Había detenido el proyector en la imagen de tres tiendas casi iguales e igualmente engalanadas, rodeadas de invitados a una boda que miraban a la cámara con más expectación que sorpresa.
– En las bodas beduinas siempre hay dos tiendas -dijo mientras sonreía tal vez a su propia memoria-, una para la novia, otra para el novio y la tercera que utilizan más tarde los dos. Las tiendas de los beduinos se llaman ‘jaimas’ -recuerda.
– ¿Todas las tiendas se llaman ‘jaimas’?
– Sí -respondió-, pero ahora hablamos de las de la boda. -Y siguió-: La ceremonia exige que las chicas vistan a la novia y los chicos afeiten y engalanen al novio, después se reúnen ambos en una tienda a medio camino entre las dos. Las chicas se ponen jena en las manos en señal de fertilidad, de suerte y de felicidad. Cuando llega el ‘cheij’ y el padre entrega la novia al novio, como en ésta -y cambió la imagen-, se dan las manos y se van juntos. Mientras tanto los chicos cantan y las mujeres emiten grititos intermitentes, después los chicos se enzarzan en una lucha -y la fotografía mostraba dos muchachos con el torso desnudo y con espadas y escudos-, como una especie de danza antigua. Y aquí -añadió-, ya bailan juntos chicos y chicas lo que no es habitual en ambientes no beduinos. Después comienzan los regalos. Y a continuación el padre de la novia y el del novio, ¡mira qué maravillas de chilabas bordadas en oro! y ¡qué cuchillos!, cortan las cabezas a los corderos y en un ceremonial de una extrema pulcritud aprendido desde la infancia, lo vacían y descuartizan, cuecen la carne e invitan a todos los presentes.

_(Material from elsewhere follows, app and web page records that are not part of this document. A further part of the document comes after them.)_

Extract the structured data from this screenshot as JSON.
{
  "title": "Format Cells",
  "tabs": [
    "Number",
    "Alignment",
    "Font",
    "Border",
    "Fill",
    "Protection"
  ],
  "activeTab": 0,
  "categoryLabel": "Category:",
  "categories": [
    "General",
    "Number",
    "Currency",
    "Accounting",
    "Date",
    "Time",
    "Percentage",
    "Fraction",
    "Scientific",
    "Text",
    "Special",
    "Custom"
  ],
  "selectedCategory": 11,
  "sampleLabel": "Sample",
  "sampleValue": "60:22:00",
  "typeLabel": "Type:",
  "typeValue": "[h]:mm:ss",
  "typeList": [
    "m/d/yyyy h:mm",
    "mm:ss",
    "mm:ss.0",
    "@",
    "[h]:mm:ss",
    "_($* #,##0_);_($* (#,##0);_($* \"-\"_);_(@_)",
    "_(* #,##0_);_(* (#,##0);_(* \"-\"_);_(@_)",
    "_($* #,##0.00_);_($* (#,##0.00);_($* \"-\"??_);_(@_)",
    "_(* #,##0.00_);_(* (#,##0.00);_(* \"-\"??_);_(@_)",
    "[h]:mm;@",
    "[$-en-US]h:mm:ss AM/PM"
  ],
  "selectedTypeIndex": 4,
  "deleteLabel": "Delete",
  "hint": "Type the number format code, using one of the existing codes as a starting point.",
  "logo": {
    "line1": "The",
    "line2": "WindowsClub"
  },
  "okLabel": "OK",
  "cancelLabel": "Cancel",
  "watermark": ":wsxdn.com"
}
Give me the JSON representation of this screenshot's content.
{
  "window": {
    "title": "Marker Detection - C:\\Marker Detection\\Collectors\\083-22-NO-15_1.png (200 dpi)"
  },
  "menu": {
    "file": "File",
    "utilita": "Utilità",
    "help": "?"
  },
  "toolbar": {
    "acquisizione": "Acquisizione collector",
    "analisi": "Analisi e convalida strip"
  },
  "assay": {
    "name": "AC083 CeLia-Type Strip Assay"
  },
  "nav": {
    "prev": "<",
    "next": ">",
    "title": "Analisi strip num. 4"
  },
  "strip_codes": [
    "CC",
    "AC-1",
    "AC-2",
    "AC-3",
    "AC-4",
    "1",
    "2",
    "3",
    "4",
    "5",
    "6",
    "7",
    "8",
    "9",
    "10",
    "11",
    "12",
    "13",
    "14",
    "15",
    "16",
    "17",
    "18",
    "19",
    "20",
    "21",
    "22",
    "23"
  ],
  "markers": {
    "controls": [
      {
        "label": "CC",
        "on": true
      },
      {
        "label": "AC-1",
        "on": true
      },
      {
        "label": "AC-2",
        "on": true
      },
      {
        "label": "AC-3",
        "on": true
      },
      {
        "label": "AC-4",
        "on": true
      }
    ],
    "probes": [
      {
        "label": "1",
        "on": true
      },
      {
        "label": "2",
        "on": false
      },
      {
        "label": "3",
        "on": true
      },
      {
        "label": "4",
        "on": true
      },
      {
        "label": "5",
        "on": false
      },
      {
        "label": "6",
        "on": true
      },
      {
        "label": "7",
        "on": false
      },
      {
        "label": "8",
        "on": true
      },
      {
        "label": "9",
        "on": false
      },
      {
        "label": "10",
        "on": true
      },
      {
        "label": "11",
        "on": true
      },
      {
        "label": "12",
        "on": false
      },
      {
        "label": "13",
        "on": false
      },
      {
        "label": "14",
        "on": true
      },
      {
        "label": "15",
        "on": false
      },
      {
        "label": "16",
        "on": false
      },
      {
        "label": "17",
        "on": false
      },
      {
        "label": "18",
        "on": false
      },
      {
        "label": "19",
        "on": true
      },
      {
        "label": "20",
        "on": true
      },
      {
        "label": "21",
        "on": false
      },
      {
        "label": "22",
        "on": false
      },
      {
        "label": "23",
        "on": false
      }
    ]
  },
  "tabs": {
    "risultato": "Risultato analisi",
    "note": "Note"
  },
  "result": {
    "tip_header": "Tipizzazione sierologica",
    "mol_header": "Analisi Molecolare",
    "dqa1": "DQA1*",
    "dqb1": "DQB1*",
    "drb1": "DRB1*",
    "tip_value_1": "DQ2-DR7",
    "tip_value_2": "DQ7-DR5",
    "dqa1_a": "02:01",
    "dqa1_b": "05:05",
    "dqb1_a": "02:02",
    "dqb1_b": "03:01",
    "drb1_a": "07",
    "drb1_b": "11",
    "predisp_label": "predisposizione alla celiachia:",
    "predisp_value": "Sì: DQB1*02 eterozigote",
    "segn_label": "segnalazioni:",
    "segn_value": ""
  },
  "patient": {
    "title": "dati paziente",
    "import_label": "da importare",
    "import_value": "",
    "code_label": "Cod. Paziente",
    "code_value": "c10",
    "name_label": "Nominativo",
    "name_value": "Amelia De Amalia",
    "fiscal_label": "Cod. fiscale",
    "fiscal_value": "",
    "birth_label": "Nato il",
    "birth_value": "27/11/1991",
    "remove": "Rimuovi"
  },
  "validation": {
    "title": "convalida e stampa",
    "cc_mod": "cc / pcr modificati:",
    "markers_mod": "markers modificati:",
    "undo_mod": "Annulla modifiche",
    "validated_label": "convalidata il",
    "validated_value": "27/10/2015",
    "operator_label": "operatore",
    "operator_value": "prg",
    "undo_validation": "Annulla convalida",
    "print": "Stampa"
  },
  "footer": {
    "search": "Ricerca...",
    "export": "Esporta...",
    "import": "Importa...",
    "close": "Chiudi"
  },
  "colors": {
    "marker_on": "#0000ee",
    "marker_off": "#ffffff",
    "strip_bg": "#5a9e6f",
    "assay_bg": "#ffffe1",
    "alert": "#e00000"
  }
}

– ¿Es cierto que las bodas duran varios días?
– Sí, en general entre tres y siete, y varias veces al día la novia se viste con un nuevo traje del ajuar que su familia y ella misma llevan años preparando, doblado ahora con los demás en una gran caja de madera.
El Mediterráneo es igual en sus dos extremos, pensé, porque recuerdo el baúl de madera labrada, la “caja de novia” que según he oído contar desde niña trajo mi abuela cuando en 1902 llegó a Barcelona procedente de un pueblo del Pirineo leridano para casarse con mi abuelo, y que hoy aún, comida en algunas partes por la carcoma, sigue estando en el recibidor de mi casa, como ocurre en el de tantas otras casas de mi ciudad.

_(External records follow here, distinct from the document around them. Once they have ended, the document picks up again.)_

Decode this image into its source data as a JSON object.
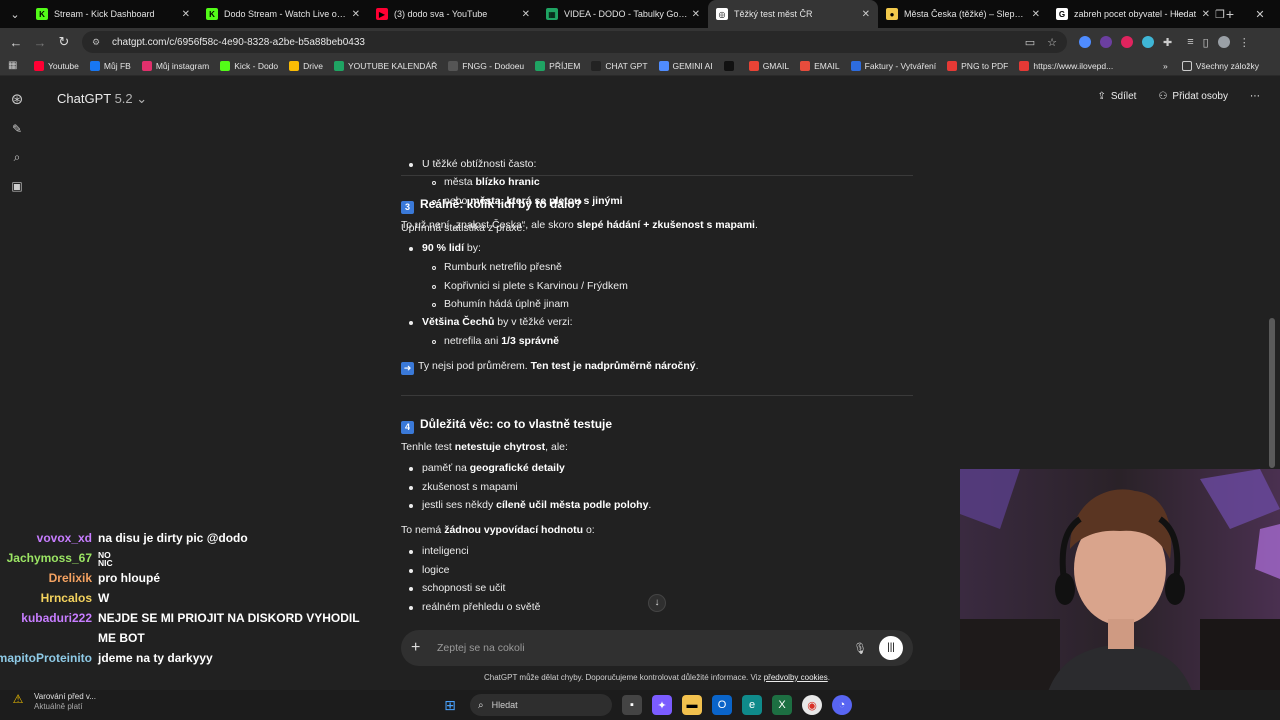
{
  "browser": {
    "tabs": [
      {
        "title": "Stream - Kick Dashboard",
        "fav": "K",
        "color": "#53fc18"
      },
      {
        "title": "Dodo Stream - Watch Live on Kick",
        "fav": "K",
        "color": "#53fc18"
      },
      {
        "title": "(3) dodo sva - YouTube",
        "fav": "▶",
        "color": "#ff0033"
      },
      {
        "title": "VIDEA - DODO - Tabulky Google",
        "fav": "▦",
        "color": "#1fa463"
      },
      {
        "title": "Těžký test měst ČR",
        "fav": "◎",
        "color": "#ffffff"
      },
      {
        "title": "Města Česka (těžké) – Slepé mapy",
        "fav": "●",
        "color": "#f2c94c"
      },
      {
        "title": "zabreh pocet obyvatel - Hledat",
        "fav": "G",
        "color": "#ffffff"
      }
    ],
    "active_tab_index": 4,
    "url": "chatgpt.com/c/6956f58c-4e90-8328-a2be-b5a88beb0433",
    "bookmarks": [
      {
        "label": "Youtube",
        "color": "#ff0033"
      },
      {
        "label": "Můj FB",
        "color": "#1877f2"
      },
      {
        "label": "Můj instagram",
        "color": "#e1306c"
      },
      {
        "label": "Kick - Dodo",
        "color": "#53fc18"
      },
      {
        "label": "Drive",
        "color": "#fbbc04"
      },
      {
        "label": "YOUTUBE KALENDÁŘ",
        "color": "#1fa463"
      },
      {
        "label": "FNGG - Dodoeu",
        "color": "#555555"
      },
      {
        "label": "PŘÍJEM",
        "color": "#1fa463"
      },
      {
        "label": "CHAT GPT",
        "color": "#222222"
      },
      {
        "label": "GEMINI AI",
        "color": "#4f8cff"
      },
      {
        "label": "",
        "color": "#111111"
      },
      {
        "label": "GMAIL",
        "color": "#ea4335"
      },
      {
        "label": "EMAIL",
        "color": "#e74c3c"
      },
      {
        "label": "Faktury - Vytváření",
        "color": "#2d6cdf"
      },
      {
        "label": "PNG to PDF",
        "color": "#e53935"
      },
      {
        "label": "https://www.ilovepd...",
        "color": "#e53935"
      }
    ],
    "all_bookmarks": "Všechny záložky"
  },
  "chatgpt": {
    "model": "ChatGPT",
    "version": "5.2",
    "share": "Sdílet",
    "add_people": "Přidat osoby",
    "intro_line": "U těžké obtížnosti často:",
    "intro_b1_pre": "města ",
    "intro_b1_bold": "blízko hranic",
    "intro_b2_pre": "nebo ",
    "intro_b2_bold": "města, která se pletou s jinými",
    "summary_pre": "To už není „znalost Česka“, ale skoro ",
    "summary_bold": "slepé hádání + zkušenost s mapami",
    "summary_post": ".",
    "sec3_num": "3",
    "sec3_title": "Reálně: kolik lidí by to dalo?",
    "sec3_intro": "Upřímná statistika z praxe:",
    "sec3_b1_bold": "90 % lidí",
    "sec3_b1_post": " by:",
    "sec3_b1_sub": [
      "Rumburk netrefilo přesně",
      "Kopřivnici si plete s Karvinou / Frýdkem",
      "Bohumín hádá úplně jinam"
    ],
    "sec3_b2_bold": "Většina Čechů",
    "sec3_b2_post": " by v těžké verzi:",
    "sec3_b2_sub_pre": "netrefila ani ",
    "sec3_b2_sub_bold": "1/3 správně",
    "sec3_concl_pre": "Ty nejsi pod průměrem. ",
    "sec3_concl_bold": "Ten test je nadprůměrně náročný",
    "sec3_concl_post": ".",
    "sec4_num": "4",
    "sec4_title": "Důležitá věc: co to vlastně testuje",
    "sec4_intro_pre": "Tenhle test ",
    "sec4_intro_bold": "netestuje chytrost",
    "sec4_intro_post": ", ale:",
    "sec4_b1_pre": "paměť na ",
    "sec4_b1_bold": "geografické detaily",
    "sec4_b2": "zkušenost s mapami",
    "sec4_b3_pre": "jestli ses někdy ",
    "sec4_b3_bold": "cíleně učil města podle polohy",
    "sec4_b3_post": ".",
    "sec4_nohod_pre": "To nemá ",
    "sec4_nohod_bold": "žádnou vypovídací hodnotu",
    "sec4_nohod_post": " o:",
    "sec4_list": [
      "inteligenci",
      "logice",
      "schopnosti se učit",
      "reálném přehledu o světě"
    ],
    "composer_placeholder": "Zeptej se na cokoli",
    "disclaimer_pre": "ChatGPT může dělat chyby. Doporučujeme kontrolovat důležité informace. Viz ",
    "disclaimer_link": "předvolby cookies",
    "disclaimer_post": "."
  },
  "stream_chat": [
    {
      "user": "vovox_xd",
      "color": "#c77dff",
      "msg": "na disu je dirty pic @dodo"
    },
    {
      "user": "Jachymoss_67",
      "color": "#9be564",
      "msg": "NO NIC",
      "small": true
    },
    {
      "user": "Drelixik",
      "color": "#f4a261",
      "msg": "pro hloupé"
    },
    {
      "user": "Hrncalos",
      "color": "#f4d35e",
      "msg": "W"
    },
    {
      "user": "kubaduri222",
      "color": "#c77dff",
      "msg": "NEJDE SE MI PRIOJIT NA DISKORD VYHODIL"
    },
    {
      "user": "",
      "color": "#ffffff",
      "msg": "ME BOT"
    },
    {
      "user": "mapitoProteinito",
      "color": "#8ecae6",
      "msg": "jdeme na ty darkyyy"
    }
  ],
  "taskbar": {
    "warning_title": "Varování před v...",
    "warning_sub": "Aktuálně platí",
    "search_placeholder": "Hledat"
  }
}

– Al acabar las danzas -siguió Mohamed pasando a la última diapositiva, donde a la luz de las fogatas aparecían los novios de espalda y cogidos de la mano-, los novios se van juntos a la tienda con padres y amigos, porque el matrimonio no se consuma hasta la última noche.
Cena a orillas del Barada.
Aquella noche cenamos en un pequeño restaurante a orillas del Barada llamado Sindiana. Mohamed se excusó, quedamos citados dentro de diez días y dijo que me mostraría con calma todas las fotografías que tenía, publicadas o no, de los edificios de Damasco, porque Al Rumi era un fotógrafo dedicado sobre todo a arquitectura, que publicaba en revistas especializadas de Francia, Inglaterra y otros países europeos.